Wednesday, 20 May 2015


Olufunmilayo Odumosu Immanuel ,aka ‘Jesus of Oyingbo’, carpenter, property developer, religious visionary, husband to 34 wives, father to dozens. The people around Lagos, Nigeria, called him "Jesus of Oyingbo." He called himself "Immanuel the Christ, Father Abraham and the Light of God."

 He was working as a carpenter when he founded the Universal College of Regeneration in the early 1950's. Before moving to Manor Street, his movement was headquartered in the neighborhood of Oyingbo, which gave him his lasting name.

Jesus of Oyingbo was religiously tolerant, mixing, for example, Christian statues with Islamic and pagan symbols on his compound.

During his life time, he was one of the richest religious leaders in the country! He assured his followers, who accepted him claim of deity, "I shall not die but live and declare the works of the Lord."
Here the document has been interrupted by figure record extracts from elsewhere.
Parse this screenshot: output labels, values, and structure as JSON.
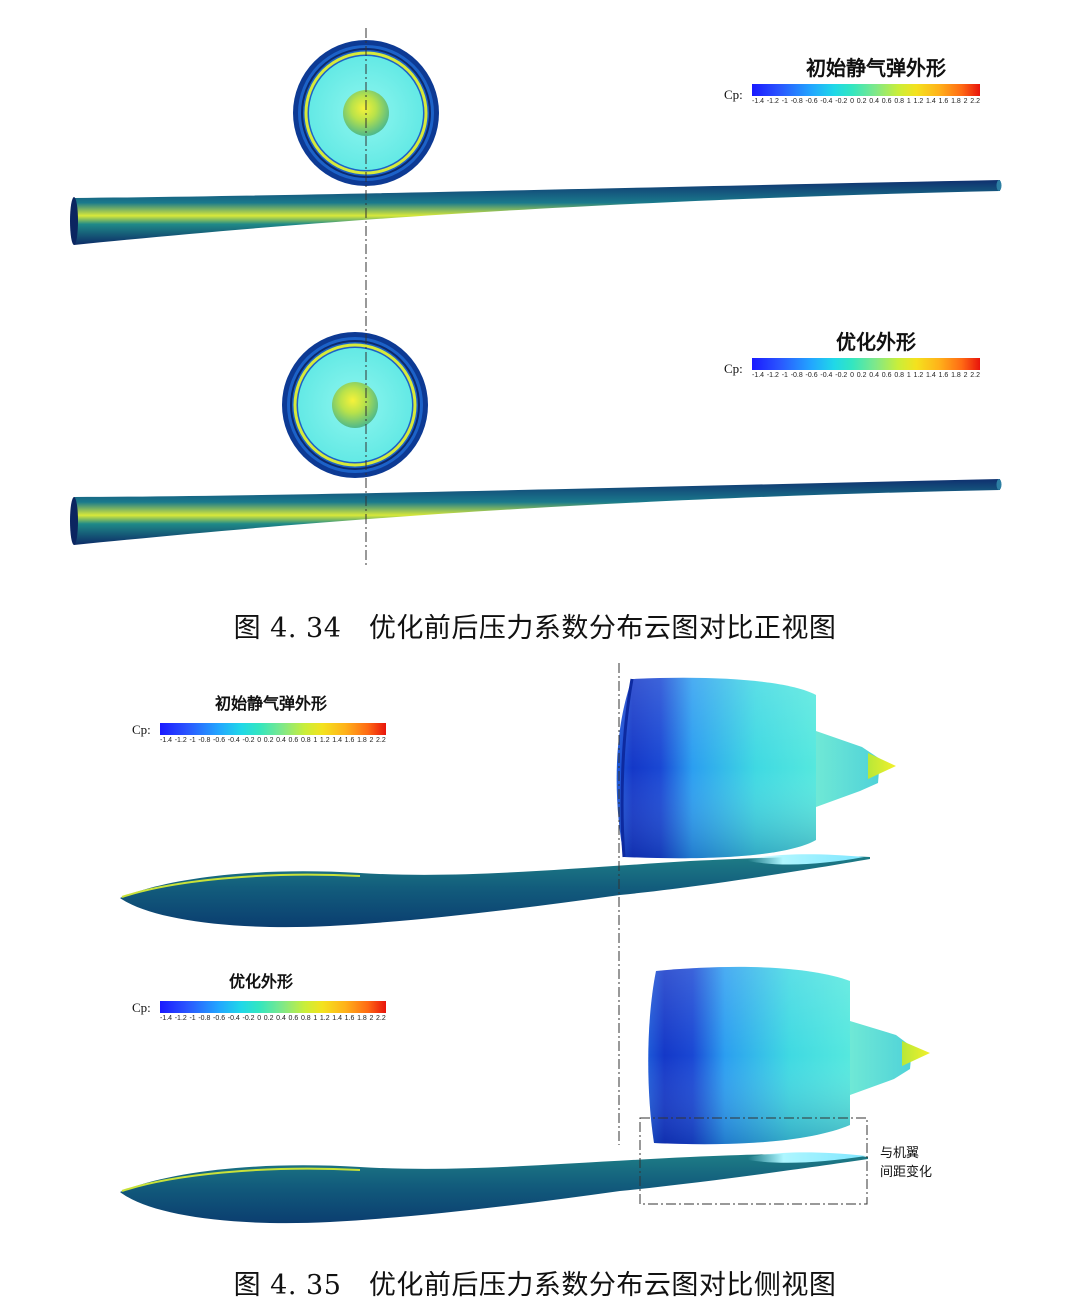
{
  "figure_434": {
    "caption": "图 4. 34　优化前后压力系数分布云图对比正视图",
    "legend_top": {
      "title": "初始静气弹外形"
    },
    "legend_bottom": {
      "title": "优化外形"
    }
  },
  "figure_435": {
    "caption": "图 4. 35　优化前后压力系数分布云图对比侧视图",
    "legend_top": {
      "title": "初始静气弹外形"
    },
    "legend_bottom": {
      "title": "优化外形"
    },
    "annotation": {
      "line1": "与机翼",
      "line2": "间距变化"
    }
  },
  "colorbar": {
    "label": "Cp:",
    "ticks": [
      "-1.4",
      "-1.2",
      "-1",
      "-0.8",
      "-0.6",
      "-0.4",
      "-0.2",
      "0",
      "0.2",
      "0.4",
      "0.6",
      "0.8",
      "1",
      "1.2",
      "1.4",
      "1.6",
      "1.8",
      "2",
      "2.2"
    ],
    "colors": [
      "#1a1aff",
      "#22a6ff",
      "#33e6c0",
      "#f4e21e",
      "#e8140c"
    ]
  }
}
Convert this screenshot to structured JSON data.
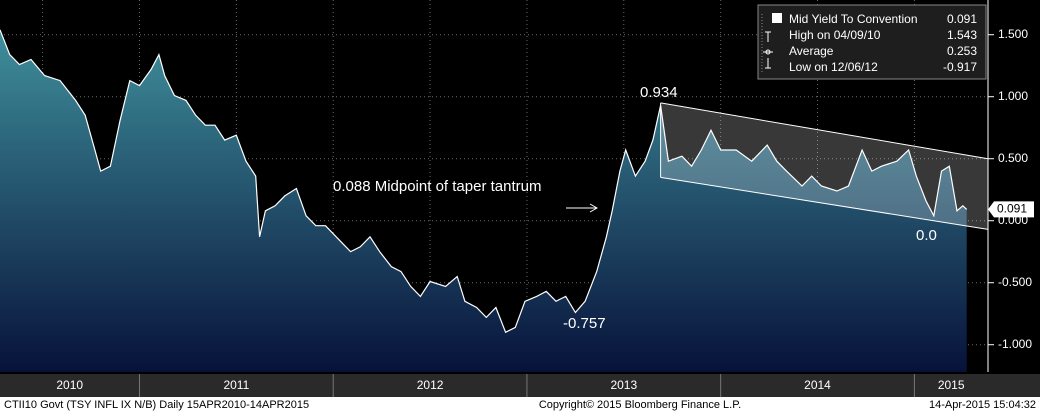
{
  "chart_data": {
    "type": "area",
    "annotations": [
      "0.934",
      "0.088 Midpoint of taper tantrum",
      "-0.757",
      "0.0"
    ],
    "legend": {
      "rows": [
        {
          "label": "Mid Yield To Convention",
          "value": 0.091
        },
        {
          "label": "High on 04/09/10",
          "value": 1.543
        },
        {
          "label": "Average",
          "value": 0.253
        },
        {
          "label": "Low on 12/06/12",
          "value": -0.917
        }
      ]
    },
    "year_labels": [
      "2010",
      "2011",
      "2012",
      "2013",
      "2014",
      "2015"
    ],
    "footer": {
      "left": "CTII10 Govt (TSY INFL IX N/B)  Daily 15APR2010-14APR2015",
      "center": "Copyright© 2015 Bloomberg Finance L.P.",
      "right": "14-Apr-2015 15:04:32"
    },
    "x": [
      2010.28,
      2010.33,
      2010.38,
      2010.44,
      2010.51,
      2010.59,
      2010.67,
      2010.72,
      2010.77,
      2010.8,
      2010.85,
      2010.9,
      2010.95,
      2011.0,
      2011.06,
      2011.1,
      2011.13,
      2011.18,
      2011.24,
      2011.29,
      2011.34,
      2011.39,
      2011.44,
      2011.5,
      2011.55,
      2011.6,
      2011.62,
      2011.65,
      2011.7,
      2011.75,
      2011.81,
      2011.86,
      2011.91,
      2011.96,
      2012.04,
      2012.09,
      2012.14,
      2012.19,
      2012.24,
      2012.3,
      2012.35,
      2012.4,
      2012.45,
      2012.5,
      2012.58,
      2012.64,
      2012.68,
      2012.74,
      2012.79,
      2012.84,
      2012.89,
      2012.94,
      2012.99,
      2013.05,
      2013.1,
      2013.15,
      2013.2,
      2013.25,
      2013.3,
      2013.36,
      2013.41,
      2013.44,
      2013.48,
      2013.51,
      2013.56,
      2013.61,
      2013.65,
      2013.69,
      2013.73,
      2013.8,
      2013.85,
      2013.9,
      2013.95,
      2014.0,
      2014.08,
      2014.16,
      2014.24,
      2014.29,
      2014.34,
      2014.42,
      2014.47,
      2014.52,
      2014.6,
      2014.66,
      2014.73,
      2014.78,
      2014.83,
      2014.91,
      2014.97,
      2015.01,
      2015.06,
      2015.1,
      2015.14,
      2015.18,
      2015.22,
      2015.25,
      2015.27
    ],
    "series": [
      {
        "name": "Mid Yield To Convention",
        "color": "#ffffff",
        "fill_top": "#3f8f9c",
        "fill_bottom": "#07123a",
        "values": [
          1.54,
          1.34,
          1.26,
          1.3,
          1.17,
          1.13,
          0.97,
          0.85,
          0.57,
          0.4,
          0.44,
          0.81,
          1.13,
          1.09,
          1.22,
          1.34,
          1.17,
          1.01,
          0.97,
          0.85,
          0.77,
          0.77,
          0.65,
          0.69,
          0.48,
          0.36,
          -0.13,
          0.08,
          0.12,
          0.2,
          0.26,
          0.04,
          -0.04,
          -0.04,
          -0.17,
          -0.25,
          -0.21,
          -0.13,
          -0.25,
          -0.37,
          -0.41,
          -0.53,
          -0.61,
          -0.49,
          -0.53,
          -0.45,
          -0.65,
          -0.7,
          -0.78,
          -0.7,
          -0.9,
          -0.86,
          -0.65,
          -0.61,
          -0.57,
          -0.65,
          -0.61,
          -0.74,
          -0.65,
          -0.41,
          -0.13,
          0.08,
          0.4,
          0.57,
          0.36,
          0.48,
          0.65,
          0.93,
          0.48,
          0.52,
          0.44,
          0.57,
          0.73,
          0.57,
          0.57,
          0.48,
          0.61,
          0.48,
          0.4,
          0.28,
          0.36,
          0.28,
          0.24,
          0.28,
          0.57,
          0.4,
          0.44,
          0.48,
          0.57,
          0.36,
          0.16,
          0.04,
          0.4,
          0.44,
          0.08,
          0.12,
          0.091
        ]
      }
    ],
    "channel": {
      "x": [
        2013.69,
        2015.38
      ],
      "upper": [
        0.95,
        0.5
      ],
      "lower": [
        0.35,
        -0.07
      ]
    },
    "xlim": [
      2010.28,
      2015.38
    ],
    "xticks": [
      2010.5,
      2011,
      2011.5,
      2012,
      2012.5,
      2013,
      2013.5,
      2014,
      2014.5,
      2015
    ],
    "ylim": [
      -1.22,
      1.78
    ],
    "yticks": [
      {
        "value": 1.5,
        "label": "1.500"
      },
      {
        "value": 1,
        "label": "1.000"
      },
      {
        "value": 0.5,
        "label": "0.500"
      },
      {
        "value": 0,
        "label": "0.000"
      },
      {
        "value": -0.5,
        "label": "-0.500"
      },
      {
        "value": -1,
        "label": "-1.000"
      }
    ],
    "grid": true
  }
}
Hundreds of his followers once lived on Manor Street, Maryland, Lagos, Nigeria, in buildings called ''Merciful and Mighty'' and ''Everlasting Father,'' surrounded by statues of Christ, Caterpillar tractors, sculptures of lions and mermaids fountain with water spurting from their mouths.

It was an empire befitting the man who, mixing Christianity, paganism and profit, subjecting his followers to form of slavery.  Built his own church and popularized a movement that has put independent churches seemingly on every street corner in Lagos.

 It was alleged that ‘this Jesus’ did not exactly live a holy life and he had numerous scrapes with the law, among them illegal business deals, alleged abductions, and
sexual escapades - including relations with church members wives, even his own grown-up daughters!

According to one of his son, Seye Immanuel, ''After he died, it stopped,'' Seye Immanuel said. ''Everything stopped.'' The center could not hold, and the place unraveled into factions fighting over the man's legacy and money, pitting longtime members against the children, mothers against sons and daughters. The church fell apart!  But today, in an otherwise well-kept neighborhood has change forever.

In recent years, the eldest son, Olukayade Immanuel, took the longtime members to court, won his lawsuit last, immediately he evicted the members from the mansion. As the legal owner of his entire father's property, he allowed the children to stay. But now they accuse him of neglect and call him a thief.

Olukayade Immanuel has expressed optimism about the future thus: ''Nigeria has survived, and my father's movement will survive,'' he said. Pa odumosu died in 1988, he was aged 73.